简体   繁体   中英

PHP DOM Parser parse html table

How to use the PHP DOM Parser to parse the content of the table, so I get:

  • the username
  • the mobilephone number
  • the status

So the output of what I try to extract would be:

  • randomusername - 0123456789 - active
  • randomusername2 - 0987654321 - active

This is the html i try to parse (some part of it):

...
<div class="table tbl-process-mobile">
  <div class="table-cn">
    <div class="table-bd">
      <table cellspacing="0" id="idd7">

<thead>
    <tr id="idd9">
        <th scope="col">
          <span>username</span>
        </th>
        <th scope="col">
          <span>status</span>
        </th>

        <th scope="col">        
          <span>prefered number</span>
        </th>

        <th scope="col">
          <span>action</span>
        </th>
    </tr>
</thead>

<tbody id="iddb">
    <tr class="even">
        <td class="even">
            <div>randomusername</div>
        </td><td class="odd">
            <div>0123456789</div>
        </td><td class="even">
            <div>active</div>
        </td><td class="odd">
            <div>
  <span id="iddc" style="display:none"></span>
  <a href="xyz" id="idb2"><span>set number</span></a>
</div>
        </td><td class="even">
            <div>
  <a id="iddd" style="display:none"></a>
  <a href="xyz" class="action-icon-edit" id="idb3" title="change">
    <i>change</i>
  </a>
  <a href="xyz" class="action-icon-delete" id="idb4" title="delete">
    <i>delete</i>
  </a>
</div>
        </td>
    </tr><tr class="odd">
        <td class="even">
            <div>randomusername2</div>
        </td><td class="odd">
            <div>0987654321</div>
        </td><td class="even">
            <div>active</div>
        </td><td class="odd">
            <div>
  <span id="idde" style="display:none"></span>
  <a href="xyz" id="idb5"><span>set number</span></a>
</div>
        </td><td class="even">
            <div>
  <a id="iddf" style="display:none"></a>
  <a href="xyz" class="action-icon-edit" id="idb6" title="change">
    <i>change</i>
  </a>
  <a href="xyz" class="action-icon-delete" id="idb7" title="delete">
    <i>delete</i>
  </a>
</div>
        </td>
    </tr>
</tbody>
</table>
    </div>
  </div>
</div>
...

I already started with some PHP code:

<?php
error_reporting(0);
$matches = array();
$dom = new DOMDocument;

$dom->loadHTMLFile('settings.html');

How to extract the values, what's the best way to parse the HTML from this point?

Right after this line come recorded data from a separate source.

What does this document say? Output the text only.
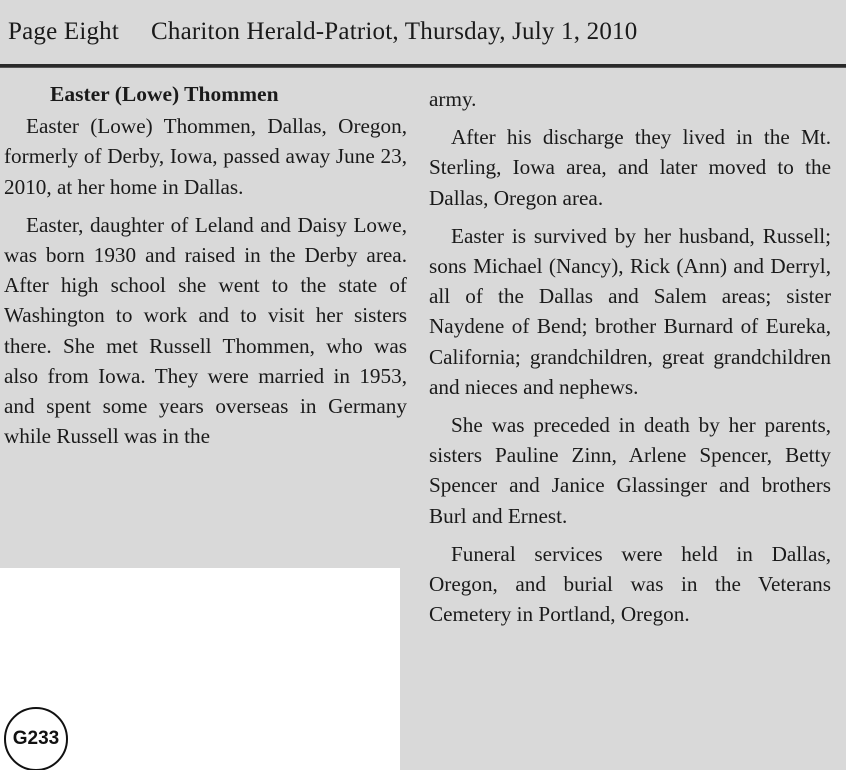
Page Eight Chariton Herald-Patriot, Thursday, July 1, 2010

Easter (Lowe) Thommen

Easter (Lowe) Thommen, Dallas, Oregon, formerly of Derby, Iowa, passed away June 23, 2010, at her home in Dallas.

Easter, daughter of Leland and Daisy Lowe, was born 1930 and raised in the Derby area. After high school she went to the state of Washington to work and to visit her sisters there. She met Russell Thommen, who was also from Iowa. They were married in 1953, and spent some years overseas in Germany while Russell was in the

army.

After his discharge they lived in the Mt. Sterling, Iowa area, and later moved to the Dallas, Oregon area.

Easter is survived by her husband, Russell; sons Michael (Nancy), Rick (Ann) and Derryl, all of the Dallas and Salem areas; sister Naydene of Bend; brother Burnard of Eureka, California; grandchildren, great grandchildren and nieces and nephews.

She was preceded in death by her parents, sisters Pauline Zinn, Arlene Spencer, Betty Spencer and Janice Glassinger and brothers Burl and Ernest.

Funeral services were held in Dallas, Oregon, and burial was in the Veterans Cemetery in Portland, Oregon.

G233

$field_names = ['username', 'phone', 'status'];
$result = [];

// Search for div tags having tbl-process-mobile class
$containers = $doc->getElementsByTagName('div');
foreach ($containers as $container) {
  if (!isset($container->attributes['class']))
    continue;

  if (false === strpos($container->attributes['class']->value,
    'tbl-process-mobile'))
    continue;

  // Assume that tbody tags are required
  if (!$tbodies = $container->getElementsByTagName('tbody'))
    continue;

  // Get the first tbody (there should not be more)
  if (!$tbodies->length || !$tbody = $tbodies->item(0))
    continue;

  foreach ($tbody->getElementsByTagName('tr') as $tr) {
    $i = 0;
    $row = [];
    $cells = $tr->getElementsByTagName('td');

    // Collect the first count($field_names) cell values as maximum
    foreach ($field_names as $name) {
      if (!$td = $cells->item($i++))
        break;
      $row[$name] = trim($td->textContent);
    }

    if ($row)
      $result []= $row;
  }
}

var_dump($result);

Sample Output

array(2) {
  [0]=>
  array(3) {
    ["username"]=>
    string(14) "randomusername"
    ["phone"]=>
    string(10) "0123456789"
    ["status"]=>
    string(6) "active"
  }
  [1]=>
  array(3) {
    ["username"]=>
    string(15) "randomusername2"
    ["phone"]=>
    string(10) "0987654321"
    ["status"]=>
    string(6) "active"
  }
}

No comments, as the code is self-explanatory.

PS: in the sense of parsing, the HTML structure leaves a lot to be desired.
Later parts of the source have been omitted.